Although the students receive the same theological formation as the other seminarians of the diocese, they go on mission for about two years during formation. After ordination, the ordinary of their diocese may appoint them to a parish or for any other service in the diocese; he may also send them to serve in other dioceses of the world where bishops have asked for help. In the latter case, the ordinary and the requesting bishop would formalise their agreement according to canon law.
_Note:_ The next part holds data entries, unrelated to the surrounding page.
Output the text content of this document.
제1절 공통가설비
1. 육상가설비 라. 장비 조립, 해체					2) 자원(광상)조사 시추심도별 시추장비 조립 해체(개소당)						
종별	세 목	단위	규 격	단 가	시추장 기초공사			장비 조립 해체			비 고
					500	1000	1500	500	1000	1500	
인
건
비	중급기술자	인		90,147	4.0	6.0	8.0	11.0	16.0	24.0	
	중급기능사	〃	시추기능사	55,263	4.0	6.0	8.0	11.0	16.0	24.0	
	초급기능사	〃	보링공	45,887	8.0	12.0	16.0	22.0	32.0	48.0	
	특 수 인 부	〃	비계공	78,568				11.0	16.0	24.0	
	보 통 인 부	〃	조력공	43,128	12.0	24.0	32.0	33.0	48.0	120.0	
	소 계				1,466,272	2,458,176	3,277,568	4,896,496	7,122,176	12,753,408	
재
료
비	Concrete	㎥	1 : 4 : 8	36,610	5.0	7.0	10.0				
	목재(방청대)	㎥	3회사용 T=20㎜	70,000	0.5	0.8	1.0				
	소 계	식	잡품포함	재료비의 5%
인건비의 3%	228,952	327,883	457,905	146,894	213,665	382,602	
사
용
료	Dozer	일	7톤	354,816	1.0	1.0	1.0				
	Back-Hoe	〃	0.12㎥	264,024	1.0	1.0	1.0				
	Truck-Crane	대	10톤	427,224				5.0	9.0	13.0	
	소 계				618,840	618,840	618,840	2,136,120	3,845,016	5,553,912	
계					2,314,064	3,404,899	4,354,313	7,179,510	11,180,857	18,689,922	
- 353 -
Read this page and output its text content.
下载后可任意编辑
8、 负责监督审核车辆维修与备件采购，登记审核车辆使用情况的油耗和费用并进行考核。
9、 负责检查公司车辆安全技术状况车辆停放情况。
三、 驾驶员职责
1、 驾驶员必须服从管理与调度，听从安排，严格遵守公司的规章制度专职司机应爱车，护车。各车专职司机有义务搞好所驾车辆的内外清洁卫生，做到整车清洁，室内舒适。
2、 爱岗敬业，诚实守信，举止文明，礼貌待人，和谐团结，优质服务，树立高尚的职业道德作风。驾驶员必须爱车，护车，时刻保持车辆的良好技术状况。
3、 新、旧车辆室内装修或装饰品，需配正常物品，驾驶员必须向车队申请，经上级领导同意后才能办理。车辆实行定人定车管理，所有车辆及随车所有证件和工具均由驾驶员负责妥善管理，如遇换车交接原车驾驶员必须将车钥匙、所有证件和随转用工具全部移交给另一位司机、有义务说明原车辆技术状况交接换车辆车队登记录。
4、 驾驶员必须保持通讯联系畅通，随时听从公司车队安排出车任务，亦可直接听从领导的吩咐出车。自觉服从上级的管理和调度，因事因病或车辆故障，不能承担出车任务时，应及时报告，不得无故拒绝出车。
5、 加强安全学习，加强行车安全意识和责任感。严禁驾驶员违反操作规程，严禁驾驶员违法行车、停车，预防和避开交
These seminaries have a direct relationship to the Neocatechumenal Way, which sees its formation as fostering an "adult faith": the Neocatechumenal Way prepares and awakens its vocations in many young people before they enter the seminary. It accompanies them during their time of formation; once ordained as priests it continues to sustain them in their permanent formation, which then becomes a means of evangelization for the "far away", an instrument for the implantatio ecclesiae.

== Worldwide locations ==
In 2013, with seven new seminaries opened, the number Redemptoris Mater seminaries worldwide rose to a hundred. In 2019, the number of seminaries rose to about 120.

In Africa:
- Ivory Coast (Yopougon)
- Angola (Luanda)
- Cameroon (Douala)
- Zambia (Kitwe)
- Democratic Republic of Congo (Goma)
- Madagascar (Morondava)
- Gabon (Libreville)
- Tanzania (Dar es Salaam)
- South Africa (Cape Town)
- Uganda (Kampala)

In Asia:
- India (Bangalore, Ranchi, Pune)
- Israel (at Domus Galilaeae)
- Taiwan (Kaohsiung)
- Philippines (Manila)
- Lebanon (Beirut)
- Pakistan (Karachi)
- South Korea (Seoul)

In Australia:
- Australia (Perth, Sydney),

In Europe:
- Italy (Rome, Macerata, Ascoli Piceno, Cosenza, Pinerolo Florence, Trieste, Campobasso, Bologna)
- Belgium (Namur, Brussels)
- Spain (Madrid, Castellón, Córdoba, Granada, Oviedo, Murcia, León, Pamplona, Burgos)
- Poland (Warsaw, Łódź)
- Germany (Berlin, Cologne/Bonn)
- Hungary (Eger)
- Slovakia (Žilina)
- Czech Republic (České Budějovice)
- Romania (Satu Mare)
- Bosnia and Herzegovina (Sarajevo)
- Croatia (Pula)
- Switzerland (Lugano)
- France (Strasbourg, Marseille, Avignon, Paris, Bayonne)
- Denmark (Copenhagen,)
- Netherlands (Amsterdam/Haarlem, Roermond)
- Austria (Vienna)
- Albania (Lezhë)
- Portugal (Lisbon, Porto, Évora, Beja)
- United Kingdom (London)
- Ireland (Dundalk, Armagh Diocese)
- Finland (Helsinki)
- Estonia (Tallinn)
- Ukraine (Kyiv, Vinnytsia, Uzhhorod)
- Latvia (Rīga)

In North America:
- Canada (Toronto, Quebec City, Vancouver).
- Costa Rica (San José)
- Dominican Republic (Santo Domingo)
- El Salvador (San Salvador)
- Jamaica (Kingston)
- Mexico (Mexico City, Guadalajara, Puebla)
- Nicaragua (Managua)
- United States (Newark, Brooklyn, Denver, Washington, D.C., Boston, Dallas, Miami, Philadelphia, Bridgeport)

In South America:
- Bolivia (La Paz)
- Brazil (Brasília, Rio de Janeiro, São Paulo, Belém)
- Colombia (Medellín, Bogotá),
- Ecuador (Esmeraldas in Quito)
- Paraguay (Asunción)
- Peru (Callao, Arequipa)
- Venezuela (Caracas, Carupano)
- Uruguay (Montevideo)

== Football tournaments ==
In 2007, 2009 and again in 2010, Redemptoris Mater Sydney seminary team won first place in the Clericus Cup football tournament. In the year 2008 they won second place. At the end of July, 2018, Corpus Christi College of Melbourne won an inter-seminary soccer tournament for the first time after beating Holy Spirit Seminary of Brisbane 1 - 0 in the final.